Health Science and Technologies Interdepartmental Center for Industrial Research (HST-ICIR), University of Bologna;
J Vis Exp. 2021 Mar 10(169). doi: 10.3791/61988.
The main hurdle in developing drug screening techniques for assessing the efficacy of therapeutic strategies in complex diseases is striking a balance between in vitro simplification and recreating the complex in vivo environment, along with the main aim, shared by all screening strategies, of obtaining robust and reliable data, highly predictive for in vivo translation. In the field of demyelinating diseases, the majority of drug screening strategies are based on immortalized cell lines or pure cultures of isolated primary oligodendrocyte precursor cells (OPCs) from newborn animals, leading to strong biases due to the lack of age-related differences and of any real pathological condition or complexity. Here we show the setup of an in vitro system aimed at modeling the physiological differentiation/maturation of neural stem cell (NSC)-derived OPCs, easily manipulated to mimic pathological conditions typical of demyelinating diseases. Moreover, the method includes isolation from fetal and adult brains, giving a system which dynamically differentiates from OPCs to mature oligodendrocytes (OLs) in a spontaneous co-culture which also includes astrocytes. This model physiologically resembles the thyroid hormone-mediated myelination and myelin repair process, allowing the addition of pathological interferents which model disease mechanisms. We show how to mimic the two main components of demyelinating diseases (i.e., hypoxia/ischemia and inflammation), recreating their effect on developmental myelination and adult myelin repair and taking all the cell components of the system into account throughout, while focusing on differentiating OPCs. This spontaneous mixed model, coupled with cell-based high-content screening technologies, allows the development of a robust and reliable drug screening system for therapeutic strategies aimed at combating the pathological processes involved in demyelination and at inducing remyelination.

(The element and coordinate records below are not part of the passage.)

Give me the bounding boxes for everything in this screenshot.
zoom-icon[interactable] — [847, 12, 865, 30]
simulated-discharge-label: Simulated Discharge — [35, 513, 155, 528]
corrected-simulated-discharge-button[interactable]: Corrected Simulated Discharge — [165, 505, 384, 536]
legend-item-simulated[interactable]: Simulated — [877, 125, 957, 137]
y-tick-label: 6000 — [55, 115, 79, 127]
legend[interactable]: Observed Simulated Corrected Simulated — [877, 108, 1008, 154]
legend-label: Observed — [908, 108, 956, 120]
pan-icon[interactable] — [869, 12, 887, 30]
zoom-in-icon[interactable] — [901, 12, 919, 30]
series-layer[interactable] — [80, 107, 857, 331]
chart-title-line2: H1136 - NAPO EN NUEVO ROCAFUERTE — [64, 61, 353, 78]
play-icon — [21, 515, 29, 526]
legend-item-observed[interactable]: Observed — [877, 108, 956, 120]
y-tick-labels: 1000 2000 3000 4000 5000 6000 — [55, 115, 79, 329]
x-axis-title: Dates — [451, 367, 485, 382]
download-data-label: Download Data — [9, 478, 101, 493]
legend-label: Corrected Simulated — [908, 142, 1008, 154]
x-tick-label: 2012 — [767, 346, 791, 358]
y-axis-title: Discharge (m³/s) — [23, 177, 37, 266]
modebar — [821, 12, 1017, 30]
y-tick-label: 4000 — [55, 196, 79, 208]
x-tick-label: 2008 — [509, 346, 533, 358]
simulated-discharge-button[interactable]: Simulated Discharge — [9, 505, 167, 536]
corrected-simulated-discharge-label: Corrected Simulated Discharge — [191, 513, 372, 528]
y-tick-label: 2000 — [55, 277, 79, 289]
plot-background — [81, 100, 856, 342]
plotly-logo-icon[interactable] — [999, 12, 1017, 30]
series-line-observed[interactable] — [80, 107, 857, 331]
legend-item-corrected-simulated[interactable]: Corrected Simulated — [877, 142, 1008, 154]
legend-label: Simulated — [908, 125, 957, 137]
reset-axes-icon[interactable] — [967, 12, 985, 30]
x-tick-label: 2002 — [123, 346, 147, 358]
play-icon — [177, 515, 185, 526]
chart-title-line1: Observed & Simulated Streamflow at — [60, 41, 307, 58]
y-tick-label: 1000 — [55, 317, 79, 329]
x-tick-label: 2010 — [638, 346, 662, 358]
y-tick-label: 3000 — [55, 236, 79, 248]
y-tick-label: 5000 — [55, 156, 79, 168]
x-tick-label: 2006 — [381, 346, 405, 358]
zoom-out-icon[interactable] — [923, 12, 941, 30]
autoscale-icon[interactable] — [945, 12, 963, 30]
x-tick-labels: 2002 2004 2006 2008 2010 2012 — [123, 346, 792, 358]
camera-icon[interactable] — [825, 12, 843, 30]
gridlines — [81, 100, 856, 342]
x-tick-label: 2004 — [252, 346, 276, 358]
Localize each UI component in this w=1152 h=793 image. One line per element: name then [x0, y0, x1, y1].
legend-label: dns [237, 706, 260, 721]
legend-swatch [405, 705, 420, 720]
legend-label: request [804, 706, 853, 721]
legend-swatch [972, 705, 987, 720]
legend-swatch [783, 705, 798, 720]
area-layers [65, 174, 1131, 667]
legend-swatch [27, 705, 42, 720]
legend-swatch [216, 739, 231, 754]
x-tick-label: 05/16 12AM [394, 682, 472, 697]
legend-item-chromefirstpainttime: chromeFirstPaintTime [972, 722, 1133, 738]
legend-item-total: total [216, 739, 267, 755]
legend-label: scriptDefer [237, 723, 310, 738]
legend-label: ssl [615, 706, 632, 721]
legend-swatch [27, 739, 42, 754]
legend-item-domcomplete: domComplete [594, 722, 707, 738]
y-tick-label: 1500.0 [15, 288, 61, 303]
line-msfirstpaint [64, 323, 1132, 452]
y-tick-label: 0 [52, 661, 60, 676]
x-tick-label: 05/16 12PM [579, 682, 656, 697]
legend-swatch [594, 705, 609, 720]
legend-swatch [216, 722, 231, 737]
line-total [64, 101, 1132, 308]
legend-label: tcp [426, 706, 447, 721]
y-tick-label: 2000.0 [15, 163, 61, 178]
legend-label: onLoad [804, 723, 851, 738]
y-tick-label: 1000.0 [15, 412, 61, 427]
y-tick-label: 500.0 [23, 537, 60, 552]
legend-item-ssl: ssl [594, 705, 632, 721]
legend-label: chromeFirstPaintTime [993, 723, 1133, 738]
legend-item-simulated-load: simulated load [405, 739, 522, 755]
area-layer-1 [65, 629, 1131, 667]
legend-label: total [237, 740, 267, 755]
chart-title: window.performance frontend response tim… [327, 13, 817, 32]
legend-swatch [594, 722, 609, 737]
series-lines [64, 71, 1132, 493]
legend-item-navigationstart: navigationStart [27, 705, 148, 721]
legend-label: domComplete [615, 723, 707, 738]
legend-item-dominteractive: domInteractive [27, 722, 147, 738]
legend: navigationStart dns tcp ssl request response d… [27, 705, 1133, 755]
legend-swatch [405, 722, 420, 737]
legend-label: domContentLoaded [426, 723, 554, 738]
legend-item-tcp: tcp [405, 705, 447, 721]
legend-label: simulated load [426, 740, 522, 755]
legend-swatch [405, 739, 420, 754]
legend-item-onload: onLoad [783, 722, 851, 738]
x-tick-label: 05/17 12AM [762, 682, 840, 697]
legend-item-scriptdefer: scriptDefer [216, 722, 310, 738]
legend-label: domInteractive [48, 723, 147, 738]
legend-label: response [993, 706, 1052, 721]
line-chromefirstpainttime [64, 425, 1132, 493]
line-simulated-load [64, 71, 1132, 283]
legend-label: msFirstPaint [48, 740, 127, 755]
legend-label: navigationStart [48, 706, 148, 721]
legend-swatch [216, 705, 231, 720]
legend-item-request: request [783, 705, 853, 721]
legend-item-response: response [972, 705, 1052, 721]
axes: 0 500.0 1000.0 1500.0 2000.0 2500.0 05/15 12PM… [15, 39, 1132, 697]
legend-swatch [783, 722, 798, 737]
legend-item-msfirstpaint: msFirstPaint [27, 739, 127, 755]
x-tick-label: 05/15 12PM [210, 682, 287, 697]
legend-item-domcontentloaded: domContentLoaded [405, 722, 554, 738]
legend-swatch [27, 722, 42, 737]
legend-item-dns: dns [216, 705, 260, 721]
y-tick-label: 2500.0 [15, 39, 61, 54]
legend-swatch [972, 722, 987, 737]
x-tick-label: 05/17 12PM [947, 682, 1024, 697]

开发药物筛选技术以评估复杂疾病治疗策略的疗效的主要障碍是在体外简化和再现复杂的体内环境之间取得平衡,同时所有筛选策略的主要目标是获得稳健可靠的数据,对体内转化具有高度预测性。在脱髓鞘疾病领域,大多数药物筛选策略基于永生化细胞系或从新生动物中分离的纯培养物的原代少突胶质前体细胞(OPC),由于缺乏与年龄相关的差异和任何真正的病理条件或复杂性,导致严重的偏差。在这里,我们展示了一种旨在模拟神经干细胞(NSC)衍生的 OPC 生理分化/成熟的体外系统的设置,该系统易于操作,可以模拟脱髓鞘疾病的典型病理条件。此外,该方法包括从胎儿和成人大脑中分离出来,提供了一个系统,该系统可以在自发共培养中从 OPC 动态分化为成熟的少突胶质细胞(OL),其中还包括星形胶质细胞。该模型在生理上类似于甲状腺激素介导的髓鞘形成和髓鞘修复过程,允许添加模拟疾病机制的病理干扰物。我们展示了如何模拟脱髓鞘疾病的两个主要成分(即缺氧/缺血和炎症),再现它们对发育性髓鞘形成和成人髓鞘修复的影响,并在整个过程中考虑系统的所有细胞成分,同时专注于分化的 OPC。这种自发的混合模型,结合基于细胞的高内涵筛选技术,为针对脱髓鞘相关病理过程并诱导髓鞘再生的治疗策略开发了一种稳健可靠的药物筛选系统。